We have already heard that Samsung has had problems on its way to mastering the 5nm process technology. A sufficiently high defect rate can lead to a disruption in the launch dates for the series of new Snapdragon 875 and Snapdragon 735 chips. Rumor has it that the miraculous recovery did not happen and Qualcomm has every reason to be concerned.
TSMC will manufacture the Snapdragon 875 SoC alongside Samsung
Therefore, the chipmaker plans to solve the problem through TSMC services. Industry sources report that Qualcomm has approached the Taiwanese chipmaker to launch Snapdragon X60 modems and Snapdragon 875 SoCs. It is expected that part of the orders for the production of new semiconductor Qualcomm products will transfer to TSMC, but still, the main supplier will remain Samsung.
Perhaps the American chipmaker would like TSMC to take on the burden of producing more Snapdragon 875 and Snapdragon X60, but the problem is that the Taiwanese company’s production facilities are now busy assembling Apple A14 and Kirin 1000/1020 chips. The ban on working with Huawei, which will take effect in September, will lead to the release of part of the production facilities, which, most likely, will be used to release products for the needs of Qualcomm.
TSMC confirms that it has not received orders from Huawei in two months
According to TSMC Chairman, Mark Liu, in compliance with the new U.S. regulations, the company has not received any orders from Huawei since May 15. This is about two months ago. He further stated that it will also stop supplying Huawei by September 14. This is if the situation does not change and the 120-days grace period expires.
Furthermore, he revealed that “standard products” are not included in the discontinued products. However, he did not really explain what he means by “standard products”. There are speculations that “standard product” may refer to a chip not designed by Huawei Hisilicon. That is other mid-range chip products whose design is from companies like Qualcomm and MediaTek.
In recent years, Huawei phone shipments have continued to grow and it is TSMC’s second-largest customer after Apple. For most people, TSMC and Huawei are close partners. This means that their non-cooperation will be a huge loss for both companies.
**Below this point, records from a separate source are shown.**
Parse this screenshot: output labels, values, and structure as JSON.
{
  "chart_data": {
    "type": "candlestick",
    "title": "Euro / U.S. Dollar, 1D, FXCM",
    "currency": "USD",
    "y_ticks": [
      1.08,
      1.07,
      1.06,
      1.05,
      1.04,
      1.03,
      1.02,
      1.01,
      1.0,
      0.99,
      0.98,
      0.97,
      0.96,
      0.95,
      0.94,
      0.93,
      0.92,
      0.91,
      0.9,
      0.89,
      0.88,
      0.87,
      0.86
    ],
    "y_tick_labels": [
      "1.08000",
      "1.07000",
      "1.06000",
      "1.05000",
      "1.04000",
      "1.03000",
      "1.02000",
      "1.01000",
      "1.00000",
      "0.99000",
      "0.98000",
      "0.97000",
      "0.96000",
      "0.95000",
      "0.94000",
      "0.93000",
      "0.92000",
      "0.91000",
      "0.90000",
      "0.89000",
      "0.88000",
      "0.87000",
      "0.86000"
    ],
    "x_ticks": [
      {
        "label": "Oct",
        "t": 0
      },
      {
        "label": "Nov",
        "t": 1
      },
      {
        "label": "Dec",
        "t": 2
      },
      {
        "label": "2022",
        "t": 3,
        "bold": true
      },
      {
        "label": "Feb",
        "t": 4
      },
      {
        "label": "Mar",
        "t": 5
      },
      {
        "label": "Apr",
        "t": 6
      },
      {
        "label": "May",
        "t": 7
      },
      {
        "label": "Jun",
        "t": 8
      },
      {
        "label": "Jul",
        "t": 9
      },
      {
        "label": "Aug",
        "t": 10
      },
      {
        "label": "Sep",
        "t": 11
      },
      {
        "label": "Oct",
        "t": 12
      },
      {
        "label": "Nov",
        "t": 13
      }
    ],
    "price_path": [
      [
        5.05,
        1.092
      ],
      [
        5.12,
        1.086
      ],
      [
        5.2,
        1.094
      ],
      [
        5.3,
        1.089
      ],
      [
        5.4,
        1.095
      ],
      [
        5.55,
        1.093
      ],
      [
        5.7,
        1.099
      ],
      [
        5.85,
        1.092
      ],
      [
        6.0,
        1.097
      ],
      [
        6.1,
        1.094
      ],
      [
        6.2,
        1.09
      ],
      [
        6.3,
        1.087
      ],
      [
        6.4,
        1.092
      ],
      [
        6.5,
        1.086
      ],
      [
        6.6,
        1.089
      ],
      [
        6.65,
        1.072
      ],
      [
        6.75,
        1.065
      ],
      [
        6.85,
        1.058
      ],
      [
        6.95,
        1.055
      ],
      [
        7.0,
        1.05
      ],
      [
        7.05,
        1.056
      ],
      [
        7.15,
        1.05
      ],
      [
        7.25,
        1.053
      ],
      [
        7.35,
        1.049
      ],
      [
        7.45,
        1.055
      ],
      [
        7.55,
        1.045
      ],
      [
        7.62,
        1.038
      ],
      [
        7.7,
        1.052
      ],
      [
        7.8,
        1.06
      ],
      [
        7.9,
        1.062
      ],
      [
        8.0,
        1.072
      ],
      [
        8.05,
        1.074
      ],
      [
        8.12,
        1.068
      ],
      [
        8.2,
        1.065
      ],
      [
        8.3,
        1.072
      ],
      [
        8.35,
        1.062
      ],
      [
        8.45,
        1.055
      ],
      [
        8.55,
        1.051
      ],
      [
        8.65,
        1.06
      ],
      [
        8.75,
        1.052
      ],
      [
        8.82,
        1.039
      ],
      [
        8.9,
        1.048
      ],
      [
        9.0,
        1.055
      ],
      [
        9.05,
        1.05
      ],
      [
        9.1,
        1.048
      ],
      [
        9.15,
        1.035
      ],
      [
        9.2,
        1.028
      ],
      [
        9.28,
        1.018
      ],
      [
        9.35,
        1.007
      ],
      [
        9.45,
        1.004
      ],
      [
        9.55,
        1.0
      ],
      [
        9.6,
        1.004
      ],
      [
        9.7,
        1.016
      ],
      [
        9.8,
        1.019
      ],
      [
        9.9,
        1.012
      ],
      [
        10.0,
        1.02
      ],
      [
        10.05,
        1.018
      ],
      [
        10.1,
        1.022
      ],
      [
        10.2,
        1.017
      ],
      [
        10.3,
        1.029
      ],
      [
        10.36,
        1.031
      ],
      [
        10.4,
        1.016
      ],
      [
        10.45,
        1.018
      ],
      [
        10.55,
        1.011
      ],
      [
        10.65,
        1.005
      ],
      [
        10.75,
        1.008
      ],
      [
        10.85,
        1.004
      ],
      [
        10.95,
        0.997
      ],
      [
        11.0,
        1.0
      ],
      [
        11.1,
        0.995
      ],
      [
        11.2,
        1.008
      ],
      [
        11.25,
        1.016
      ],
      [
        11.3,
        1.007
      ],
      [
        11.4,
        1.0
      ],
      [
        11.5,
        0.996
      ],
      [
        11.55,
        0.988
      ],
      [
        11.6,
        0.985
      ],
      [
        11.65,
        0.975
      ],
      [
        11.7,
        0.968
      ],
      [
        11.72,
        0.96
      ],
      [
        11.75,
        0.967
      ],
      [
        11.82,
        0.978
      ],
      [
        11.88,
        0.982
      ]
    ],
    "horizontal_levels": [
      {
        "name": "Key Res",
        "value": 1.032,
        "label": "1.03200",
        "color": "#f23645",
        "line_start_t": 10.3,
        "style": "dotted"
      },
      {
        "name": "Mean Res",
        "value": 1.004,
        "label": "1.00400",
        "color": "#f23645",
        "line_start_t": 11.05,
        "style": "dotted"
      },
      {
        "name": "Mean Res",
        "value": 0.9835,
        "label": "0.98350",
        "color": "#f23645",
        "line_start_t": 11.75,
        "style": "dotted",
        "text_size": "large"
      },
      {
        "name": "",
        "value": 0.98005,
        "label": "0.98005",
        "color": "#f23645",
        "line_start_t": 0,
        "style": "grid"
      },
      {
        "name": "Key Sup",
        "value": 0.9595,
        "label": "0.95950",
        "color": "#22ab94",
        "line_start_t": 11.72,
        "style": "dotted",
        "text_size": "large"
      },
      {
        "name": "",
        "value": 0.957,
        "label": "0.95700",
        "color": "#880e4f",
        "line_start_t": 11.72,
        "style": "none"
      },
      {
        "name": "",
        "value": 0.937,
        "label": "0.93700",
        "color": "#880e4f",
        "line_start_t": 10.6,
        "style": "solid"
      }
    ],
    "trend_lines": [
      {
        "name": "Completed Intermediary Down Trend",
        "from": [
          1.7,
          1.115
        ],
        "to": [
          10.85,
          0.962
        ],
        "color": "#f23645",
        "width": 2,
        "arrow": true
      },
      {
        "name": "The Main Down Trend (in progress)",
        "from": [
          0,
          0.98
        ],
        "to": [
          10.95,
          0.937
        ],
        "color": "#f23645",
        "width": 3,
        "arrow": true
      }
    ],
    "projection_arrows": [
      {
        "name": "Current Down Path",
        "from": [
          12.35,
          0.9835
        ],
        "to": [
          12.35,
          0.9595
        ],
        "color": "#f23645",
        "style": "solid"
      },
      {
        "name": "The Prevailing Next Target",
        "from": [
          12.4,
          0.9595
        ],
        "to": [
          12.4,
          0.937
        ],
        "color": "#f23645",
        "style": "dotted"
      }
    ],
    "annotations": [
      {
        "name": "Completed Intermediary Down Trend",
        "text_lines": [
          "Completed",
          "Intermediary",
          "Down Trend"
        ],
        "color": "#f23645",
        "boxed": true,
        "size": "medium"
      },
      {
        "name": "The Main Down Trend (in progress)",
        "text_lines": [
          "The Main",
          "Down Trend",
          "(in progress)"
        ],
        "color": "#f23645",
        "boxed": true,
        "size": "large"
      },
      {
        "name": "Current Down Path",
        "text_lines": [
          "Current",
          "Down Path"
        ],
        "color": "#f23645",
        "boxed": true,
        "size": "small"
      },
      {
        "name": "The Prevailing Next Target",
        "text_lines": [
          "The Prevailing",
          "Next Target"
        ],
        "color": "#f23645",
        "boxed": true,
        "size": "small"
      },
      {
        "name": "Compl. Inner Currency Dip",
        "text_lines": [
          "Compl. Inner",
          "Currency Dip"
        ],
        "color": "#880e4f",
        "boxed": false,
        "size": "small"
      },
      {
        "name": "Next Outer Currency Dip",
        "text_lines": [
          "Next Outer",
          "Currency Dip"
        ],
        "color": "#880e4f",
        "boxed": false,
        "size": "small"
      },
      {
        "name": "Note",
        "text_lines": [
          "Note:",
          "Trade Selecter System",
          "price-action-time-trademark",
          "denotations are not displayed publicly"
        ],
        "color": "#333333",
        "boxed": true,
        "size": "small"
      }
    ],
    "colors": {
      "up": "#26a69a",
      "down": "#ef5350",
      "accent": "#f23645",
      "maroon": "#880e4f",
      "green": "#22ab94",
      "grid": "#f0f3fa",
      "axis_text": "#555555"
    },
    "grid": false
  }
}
There were reports that TSMC recently sent a letter to the U.S. urging the government to allow it to supply Huawei after the grace period. The company has since denied this report and it claims to be stable even without Huawei. Contrary to speculations, TSMC did not lose 14% of its revenue. Instead, in Q2 2020, it recorded a 28.9% year-on-year increase in revenue.
According to TSMC vice president and CFO Wendell Huang, business was flat in the second quarter. This is primarily due to the deployment of 5G infrastructure which is offsetting declining growth on other platforms.
For the third quarter, MediaTek placed three additional orders with TSMC, and TSMC is also working on a 5nm A14 for Apple. Apple’s own Arm architecture chip for Mac computers also needs TSMC’s advanced process. This technically means that TSMC may have filled the vacuum Huawei left. Furthermore, TSMC remains optimistic about its future revenue. According to its forecasts, it is expecting $11.2 billion to $11.5 billion for Q3 2020.